To give yourself an idea about how much you should be taking off . go
underneath the boat and look at the moulds and where the strips are
touching. Look at the shape and the size of the gaps between the strips and
the moulds. that's how much material you will have to take off on the
outside. At the spots where the strips are touching the moulds, you have the
shape you are looking for. That means that you have about 1/4" wide stripes
(which don't necessarily run parallel to your seams) running along your boat
that barely need any shaping at all. 

Once you've done the first 60 grit session on your boat, I'd recommend that
you get all the dust off. Broom or vacuum. Do a visual check. See any
awkward spots? Mark them with a soft pencil or some tape. You might want to
check under the boat again and see what's going on with the strips on your
moulds in this area.
Now I would take a soft pencil in one hand and run the other hand over the
boat . yes you may close your eyes at this point. I'd check the door and see
whether any neighbours might be watching.

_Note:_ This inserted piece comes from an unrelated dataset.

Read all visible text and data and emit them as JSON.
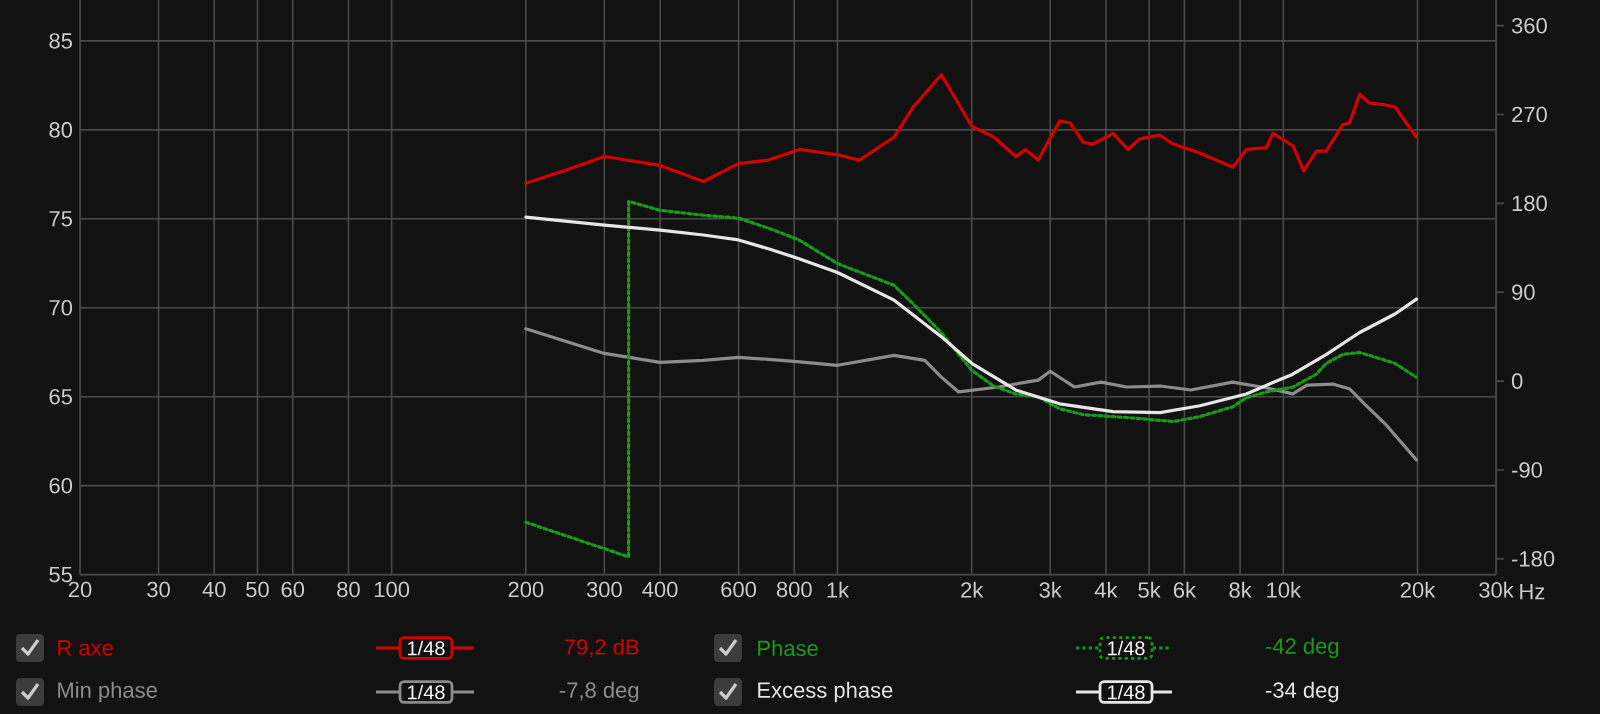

It looks silly as hell. Walking up
and down your boat with your eyes closed, one hand petting the boat and
making funny faces whenever you find another spot . actually you might want
to lock the door.
Put your whole hand flat on the boat and run it over the hull in any
direction. Don't run your hand from side to side, so that the stroke is
perpendicular to your fingers. Have the fingertips touch a spot first and
let that spot run down your finger and underneath the palm of your hand. You
won't miss it. Once you located a spot mark it very lightly with your pencil
. but don't stop. Continue until you've done the whole boat. Take a couple
breaks and give your sensitive touch some time to relax. If you do it for
too long the whole boat feels crocked . it's not.

The bad news is that some spots won't be visible nor feel able until you've
done your last 120 grit. This means that you should do this at least three
times before you lay down your long-board. If you still find spots when you
are doing your 120 session, don't go back to 60 nor 100. Usually the spots
you discover become smaller as well and you'll be able to sand them out with
the grit you are working with at that moment.

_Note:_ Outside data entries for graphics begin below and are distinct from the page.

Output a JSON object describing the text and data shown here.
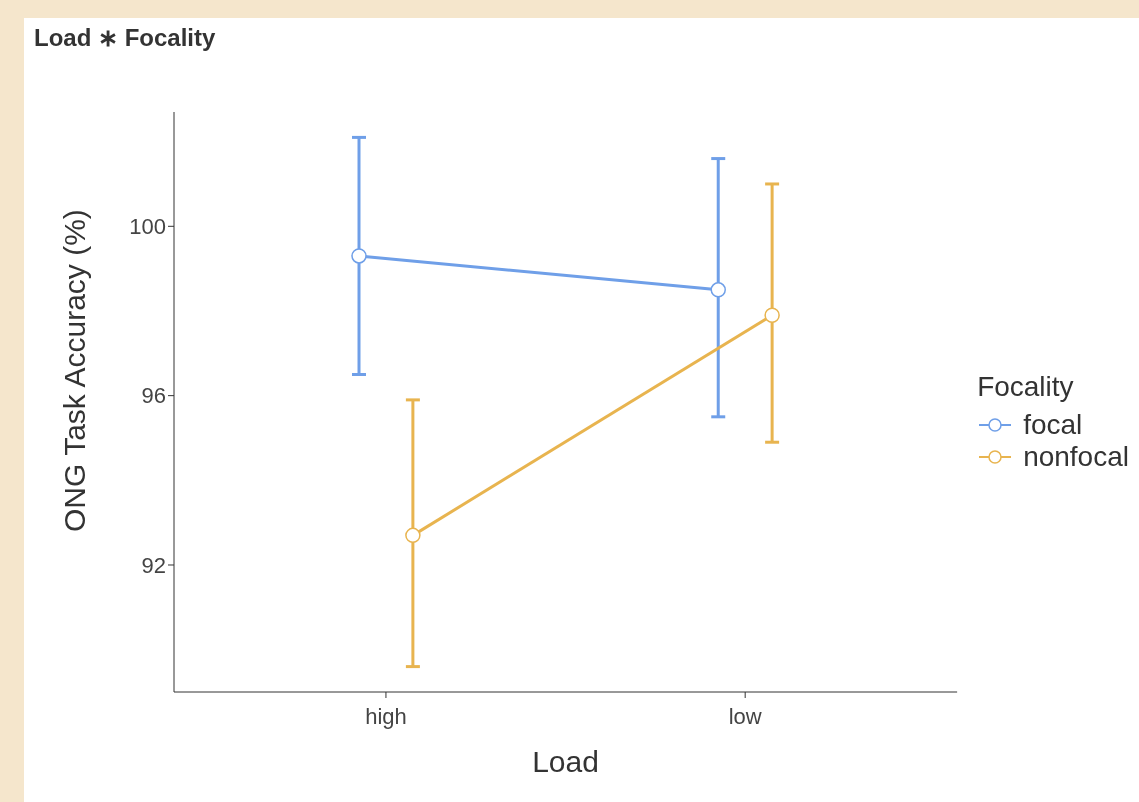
{
  "chart_data": {
    "type": "line",
    "title": "Load ∗ Focality",
    "xlabel": "Load",
    "ylabel": "ONG Task Accuracy (%)",
    "legend_title": "Focality",
    "categories": [
      "high",
      "low"
    ],
    "series": [
      {
        "name": "focal",
        "color": "#6f9fe8",
        "values": [
          99.3,
          98.5
        ],
        "errors": [
          [
            96.5,
            102.1
          ],
          [
            95.5,
            101.6
          ]
        ]
      },
      {
        "name": "nonfocal",
        "color": "#e8b44f",
        "values": [
          92.7,
          97.9
        ],
        "errors": [
          [
            89.6,
            95.9
          ],
          [
            94.9,
            101.0
          ]
        ]
      }
    ],
    "ylim": [
      89,
      102.7
    ],
    "yticks": [
      92,
      96,
      100
    ],
    "legend": "right",
    "marker": "circle",
    "line_style": "solid"
  }
}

You should definitely have a way of keeping the hull attached to the moulds
while fairing. Tom and I used those plastic staples Bill had mentioned. They
were great because the hull was attached to the moulds even after we glassed
the whole thing. It was a bit of a pain to get it off . but the bulkheads
fitted perfectly without any bracing or squeezing. I think we used a
Japanese saw and a chisel to cut the staples.
Greg mentioned another method of hot gluing block onto the inside and
putting a screw in. I think he attached a string to it and fixed it onto the
moulds. You could heat up a putty knife and cut through the hot glue
afterwards. You could sand off the rest, before glassing the inside.

Does this make any sense to you? I hope so. 
I also hope you have a great start into the New Year. What do I wish for in
2006?

Fair winds, fair hulls, fair trade . world peace.